Washington, D.C. Newsroom, Aug 29, 2025 / 18:13 pm (CNA).
After a man fired over a hundred bullets into a Minneapolis Catholic Church killing two children and injuring 17 others, thousands of mourners packed into an archdiocesan vigil to pray for the victims and their families with Archbishop Bernard Hebda and other clergy members.
“We know that there are a lot of other things that need to be done [and] we need to be able to address these issues in civic society, but what we do together tonight is to pray,” Hebda told grieving Catholics at the Academy of Holy Angels, just two miles from Annunciation Church, where the tragedy occurred.
“And we look for the words that are able to express inexpressible grief,” he said. “We look for those symbols that might bring some hope. … We come together in our trials and we trust that God will answer us, that he will hear our pain, that he will hear our prayers.”
Catholics across the country held their own vigils or offered prayers for the victims, as did many Protestants and people of other faiths.
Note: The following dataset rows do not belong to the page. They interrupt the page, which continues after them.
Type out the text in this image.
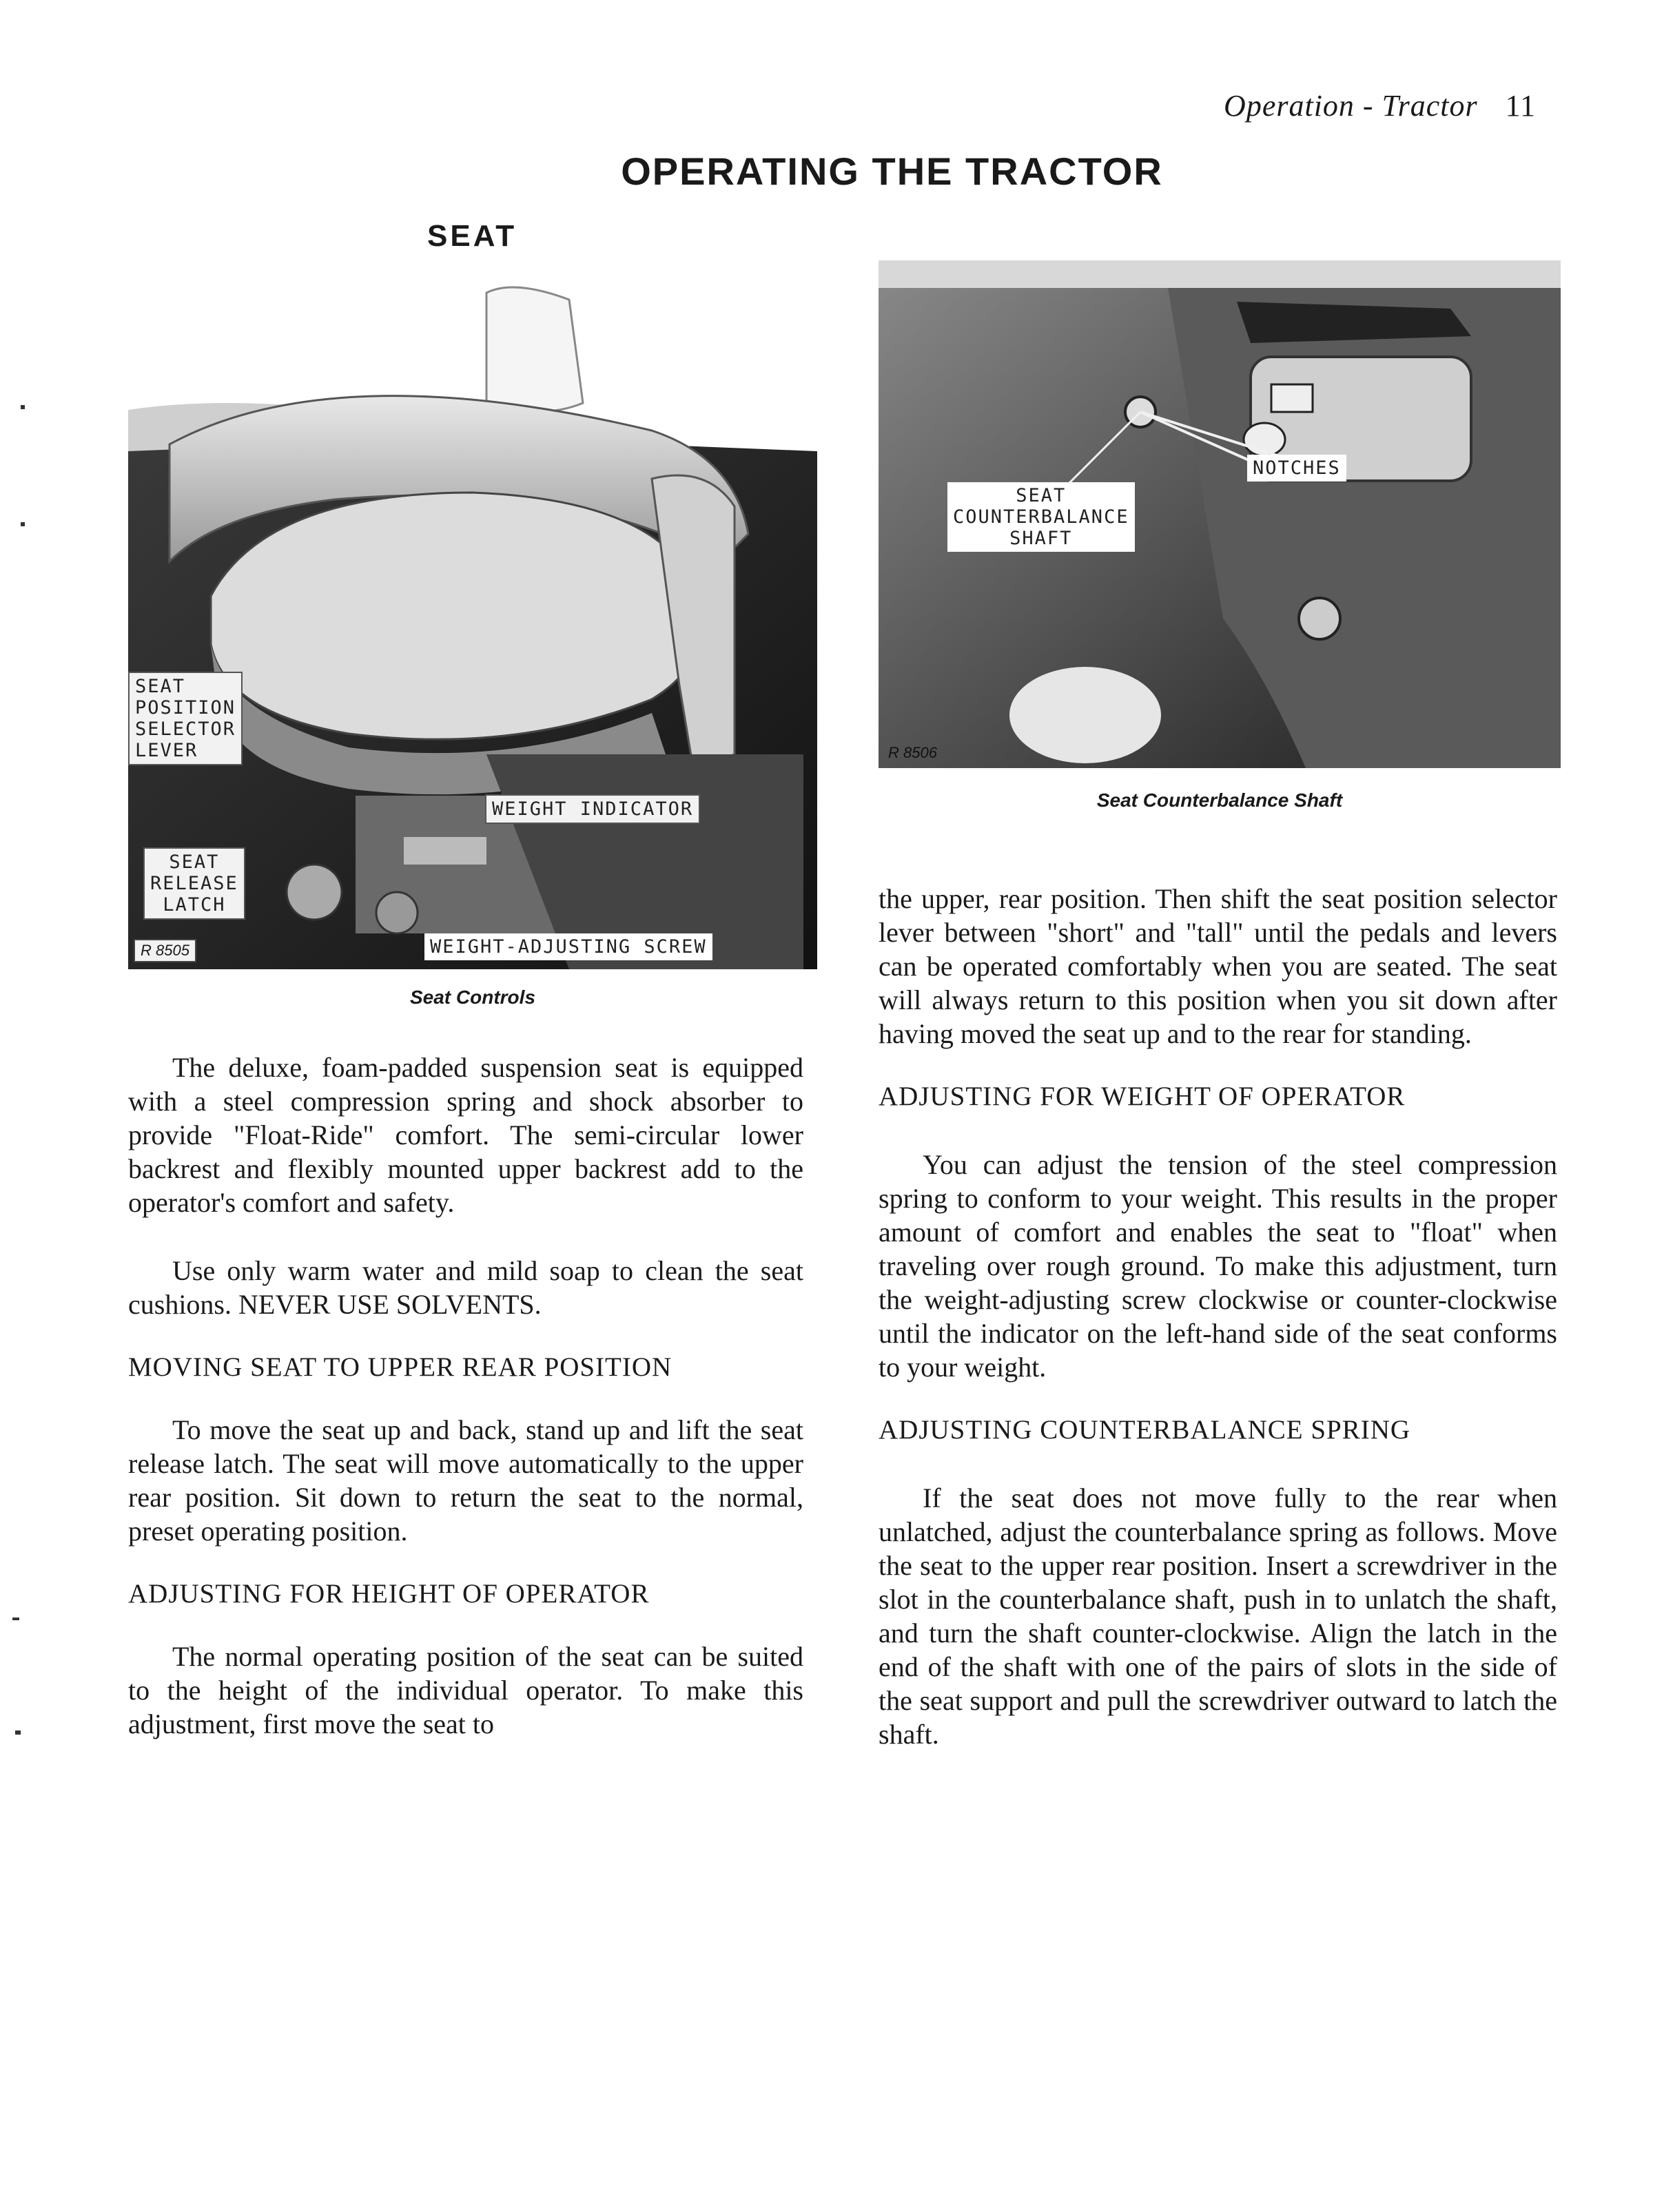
Operation - Tractor 11
OPERATING THE TRACTOR
SEAT
SEAT
POSITION
SELECTOR
LEVER
WEIGHT INDICATOR
SEAT
RELEASE
LATCH
WEIGHT-ADJUSTING SCREW
R 8505
Seat Controls
SEAT
COUNTERBALANCE
SHAFT
NOTCHES
R 8506
Seat Counterbalance Shaft

The deluxe, foam-padded suspension seat is equipped with a steel compression spring and shock absorber to provide "Float-Ride" comfort. The semi-circular lower backrest and flexibly mounted upper backrest add to the operator's comfort and safety.

Use only warm water and mild soap to clean the seat cushions. NEVER USE SOLVENTS.

MOVING SEAT TO UPPER REAR POSITION

To move the seat up and back, stand up and lift the seat release latch. The seat will move automatically to the upper rear position. Sit down to return the seat to the normal, preset operating position.

ADJUSTING FOR HEIGHT OF OPERATOR

The normal operating position of the seat can be suited to the height of the individual operator. To make this adjustment, first move the seat to

the upper, rear position. Then shift the seat position selector lever between "short" and "tall" until the pedals and levers can be operated comfortably when you are seated. The seat will always return to this position when you sit down after having moved the seat up and to the rear for standing.

ADJUSTING FOR WEIGHT OF OPERATOR

You can adjust the tension of the steel compression spring to conform to your weight. This results in the proper amount of comfort and enables the seat to "float" when traveling over rough ground. To make this adjustment, turn the weight-adjusting screw clockwise or counter-clockwise until the indicator on the left-hand side of the seat conforms to your weight.

ADJUSTING COUNTERBALANCE SPRING

If the seat does not move fully to the rear when unlatched, adjust the counterbalance spring as follows. Move the seat to the upper rear position. Insert a screwdriver in the slot in the counterbalance shaft, push in to unlatch the shaft, and turn the shaft counter-clockwise. Align the latch in the end of the shaft with one of the pairs of slots in the side of the seat support and pull the screwdriver outward to latch the shaft.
Yet as communities sought comfort and a connection with God amid the tragedy, some figures in the media and even politicians went in the opposite direction. On social media and in public statements, those individuals derided prayer and dismissed its role in addressing suffering and societal ills.
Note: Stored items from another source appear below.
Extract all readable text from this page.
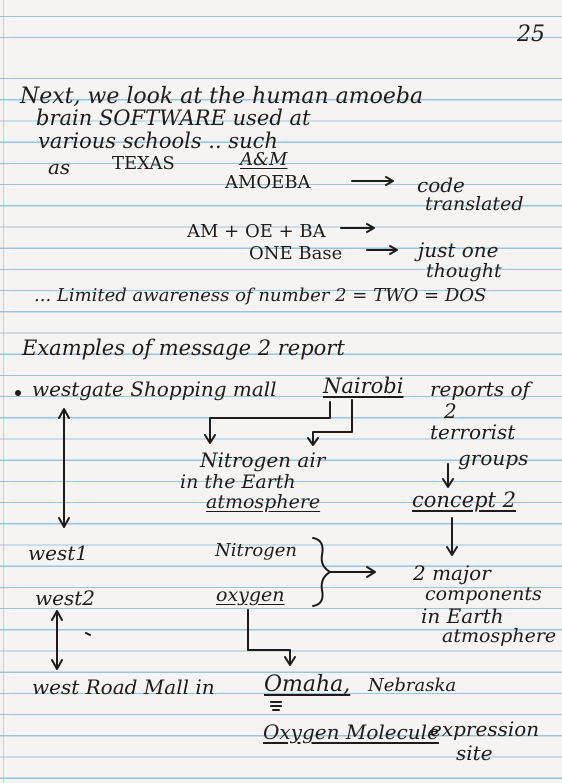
25
Next, we look at the human amoeba
brain SOFTWARE used at
various schools .. such
as TEXAS	A&M
AMOEBA	code
translated
AM + OE + BA
ONE Base	just one
thought
... Limited awareness of number 2 = TWO = DOS
Examples of message 2 report
westgate Shopping mall Nairobi reports of
2
terrorist
Nitrogen air	groups
in the Earth
atmosphere	concept 2
west1	Nitrogen
2 major
west2	oxygen	components
in Earth
atmosphere
west Road Mall in Omaha, Nebraska
Oxygen Molecule
expression
site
“I’m tired of being told this is normal — and you should be too,” Rep. Brittany Pettersen, D-Colorado, said in a post on X. “Thoughts and prayers aren’t going to do anything to fix this.”
Rep. Maxwell Frost, co-chair of the House Democratic Policy and Communications Committee, echoed that sentiment, stating on X that “these children were probably praying when they were shot to death at Catholic school.”
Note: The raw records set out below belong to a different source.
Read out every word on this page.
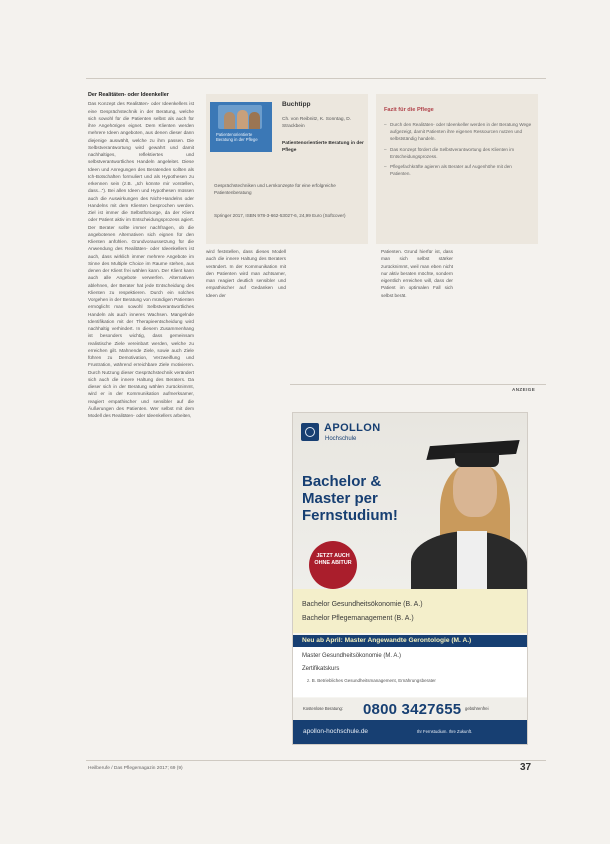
Der Realitäten- oder Ideenkeller

Das Konzept des Realitäten- oder Ideenkellers ist eine Gesprächstechnik in der Beratung, welche sich sowohl für die Patienten selbst als auch für ihre Angehörigen eignet. Dem Klienten werden mehrere Ideen angeboten, aus denen dieser dann diejenige auswählt, welche zu ihm passen. Die Selbstverantwortung wird gewahrt und damit nachhaltiges, reflektiertes und selbstverantwortliches Handeln angeleitet. Diese Ideen und Anregungen des Beratenden sollten als Ich-Botschaften formuliert und als Hypothesen zu erkennen sein (z.B. „Ich könnte mir vorstellen, dass...“). Bei allen Ideen und Hypothesen müssen auch die Auswirkungen des Nicht-Handelns oder Handelns mit dem Klienten besprochen werden. Ziel ist immer die Selbstfürsorge, da der Klient oder Patient aktiv im Entscheidungsprozess agiert. Der Berater sollte immer nachfragen, ob die angebotenen Alternativen sich eignen für den Klienten anfühlen. Grundvoraussetzung für die Anwendung des Realitäten- oder Ideenkellers ist auch, dass wirklich immer mehrere Angebote im Sinne des Multiple Choice im Raume stehen, aus denen der Klient frei wählen kann. Der Klient kann auch alle Angebote verwerfen. Alternativen ablehnen, der Berater hat jede Entscheidung des Klienten zu respektieren. Durch ein solches Vorgehen in der Beratung von mündigen Patienten ermöglicht man sowohl Selbstverantwortliches Handeln als auch inneres Wachsen. Mangelnde Identifikation mit der Therapieentscheidung wird nachhaltig verhindert. In diesem Zusammenhang ist besonders wichtig, dass gemeinsam realistische Ziele vereinbart werden, welche zu erreichen gilt. Mahnende Ziele, sowie auch Ziele führen zu Demotivation, Verzweiflung und Frustration, während erreichbare Ziele motivieren. Durch Nutzung dieser Gesprächstechnik verändert sich auch die innere Haltung des Beraters. Da dieser sich in der Beratung wählen zurücknimmt, wird er in der Kommunikation aufmerksamer, reagiert empathischer und sensibler auf die Äußerungen des Patienten. Wer selbst mit dem Modell des Realitäten- oder Ideenkellers arbeiten,

Patientenorientierte Beratung in der Pflege
Buchtipp
Ch. von Reibnitz, K. Sonntag, D. Strackbein
Patientenorientierte Beratung in der Pflege
Gesprächstechniken und Lernkonzepte für eine erfolgreiche Patientenberatung
Springer 2017, ISBN 978-3-662-53027-6, 24,99 Euro (Softcover)
Fazit für die Pflege
– Durch den Realitäten- oder Ideenkeller werden in der Beratung Wege aufgezeigt, damit Patienten ihre eigenen Ressourcen nutzen und selbstständig handeln.
– Das Konzept fördert die Selbstverantwortung des Klienten im Entscheidungsprozess.
– Pflegefachkräfte agieren als Berater auf Augenhöhe mit den Patienten.
wird feststellen, dass dieses Modell auch die innere Haltung des Beraters verändert. In der Kommunikation mit den Patienten wird man achtsamer, man reagiert deutlich sensibler und empathischer auf Gedanken und Ideen der
Patienten. Grund hierfür ist, dass man sich selbst stärker zurücknimmt, weil man eben nicht nur aktiv beraten möchte, sondern eigentlich erreichen will, dass der Patient im optimalen Fall sich selbst berät.
ANZEIGE
APOLLON
Hochschule
Bachelor &
Master per
Fernstudium!
JETZT AUCH OHNE ABITUR
Bachelor Gesundheitsökonomie (B. A.)
Bachelor Pflegemanagement (B. A.)
Neu ab April: Master Angewandte Gerontologie (M. A.)
Master Gesundheitsökonomie (M. A.)
Zertifikatskurs
z. B. Betriebliches Gesundheitsmanagement, Ernährungsberater
Kostenlose Beratung: 0800 3427655 gebührenfrei
apollon-hochschule.de	Ihr Fernstudium. Ihre Zukunft.
Heilberufe / Das Pflegemagazin 2017; 69 (9)	37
“Don’t give us your [expletive] thoughts and prayers,” Frost added.
Jen Psaki, an MSNBC host who served in the administrations of former presidents Joe Biden and Barack Obama, wrote on X that “prayer is not freaking enough.”
“Prayers [do] not end school shootings,” she added. “Prayers do not make parents feel safe sending their kids to school. Prayer does not bring these kids back. Enough with the thoughts and prayers.”
Why Catholics turn to God in times of need
Over the past few days, Catholics and other Christians have pushed back on the negative view of prayer promoted by some lawmakers and members of the media.
In response to Psaki’s comments, Franciscan University explained through its X account that “prayer is not an escape from reality” but is rather “the very place we meet Christ, who himself was unjustly slain.”
“We will continue to pray, not because we are passive, but because we know only God can bring true justice, healing, and peace,” the university added. “Evil wants us to stop praying and to despair. We will not. We cling to Christ, who has conquered death.”
Franciscan University held a prayer vigil Thursday night for the victims, which about 500 students attended.
University President Father Dave Pivonka, TOR, told CNA: “It makes sense that Catholics would come together and pray given that [the shooting] took place at a Catholic church.” He added: “One of the things that Catholics do is we pray.”
The insinuation of anti-prayer rhetoric, Pivonka said, is that “prayer isn’t doing something.” He rejected that notion, saying “prayer has a great impact.” In the midst of tragedy, he noted that many people are looking to help and offering prayers for “the Lord’s peace to be with them [and] the Lord’s presence to be with them” is a “beautiful way to do that.”
Pivonka said he also prays for public officials, “that God would give them courage, that God would give them wisdom” to address political issues. He said Catholics should also engage society, the culture, and the political world.
He noted that Minnesota’s Catholic bishops had been asking state lawmakers to provide funds for security, which was ultimately not given. He said: “That’s a very active thing that they were trying to do.”
“Yes, we’re praying, but yes we’re doing actions to try to bring about this change,” Pivonka said.
Bishop Michael Burbidge of the Diocese of Arlington, Virginia, wrote in an op-ed for the National Catholic Register, CNA’s sister news partner, that his diocese established a Mental Health Council to provide “guidance, responses, and resources to support those experiencing mental health issues as well as to their family members.”
He noted that Catholics can do “certainly, more than one thing,” such as security, mental health resources, engagement with public officials, and acts of charity and compassion.
“Above all, we can and must pray with daily fervency, calling out to the Lord, striving to remain close to him, and asking him to grant us all the peace only he can give,” Burbidge wrote.
Bishop Robert Barron of the Diocese of Winona-Rochester, Minnesota, told Fox News Digital that “prayer is the raising of the mind and heart to God, which strikes me as altogether appropriate precisely at times of great pain.”
“Prayer by no means stands in contrast to decisive moral action,” he said. “… This is not an either/or proposition.”
Vice President JD Vance, who is Catholic, also joined the conversation, posting on X in response to Psaki that any criticism of prayer is “bizarre.”
“We pray because our hearts are broken,” he wrote. “We pray because we know God listens. We pray because we know that God works in mysterious ways and can inspire us to further action. Why do you feel the need to attack other people for praying when kids were just killed praying?”